Elles sont intéressantes pour authentifier une atteinte de l'oreille interne. L'audiométrie recherche une atteinte auditive asymétrique suspecte de processus évolutif. Elle permet aussi de dépister une presbyacousie associée. Les épreuves caloriques peuvent authentifier une atteinte vestibulaire uni- ou bilatérale (hypo- ou aréflexie) et évaluer le niveau de compensation de celle-ci. Une hyperréflexie bilatérale liée à une atteinte centrale est parfois retrouvée. La suspicion d'atteinte évolutive (tumeur des voies audio-vestibulaires, type neurinome de l'acoustique) conduit à réaliser une imagerie. Les plates-formes, statiques ou dynamiques, explorent la voie vestibulo-spinale. Ce sont des outils diagnostiques et thérapeutiques (suivi de la rééducation).
En fonction des données cliniques, les investigations sont orientées vers un bilan ophtalmologique, la recherche d'un trouble métabolique (thyroïde, dyslipidémie...), une imagerie cérébrale, la prise en charge d'un syndrome dépressif associé.
Les objectifs thérapeutiques sont doubles : réduire les symptômes et diminuer le risque de chutes.
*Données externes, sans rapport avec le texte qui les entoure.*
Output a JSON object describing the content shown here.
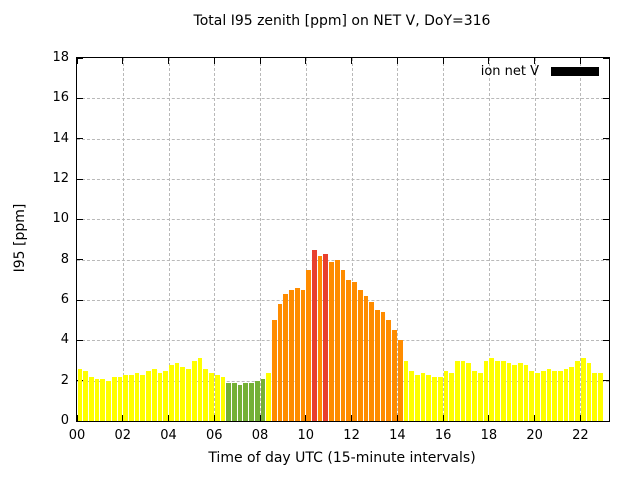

Dans la mesure du possible, le traitement sera adapté à une cause authentifiée : manuvre libératoire en cas de vertige paroxystique positionnel bénin, rééducation vestibulaire spécialisée en cas de décompensation secondaire d'une atteinte ancienne, correction d'une atteinte oculaire, traitement médical et kinésithérapie adaptée à une pathologie ostéo-articulaire... Dans tous les cas, il est utile de prendre en compte le degré d'autonomie de la personne âgée, en particulier au domicile. Des mesures d'aménagement et d'aide sociale peuvent être utiles. Dans tous les cas, la rééducation fonctionnelle et l'entraînement physique adapté sont intéressants.
Les troubles de l'équilibre des personnes âgées sont le plus souvent d'origine multifactorielle. L'identification d'une cause spécifique, en particulier vestibulaire périphérique, repose sur les données cliniques qui orientent les indications du bilan paraclinique, avec réalisation d'épreuves vestibulaires. La rééducation est à la base du traitement d'un certain nombre de pathologies, et elle contribue au maintien de l'autonomie.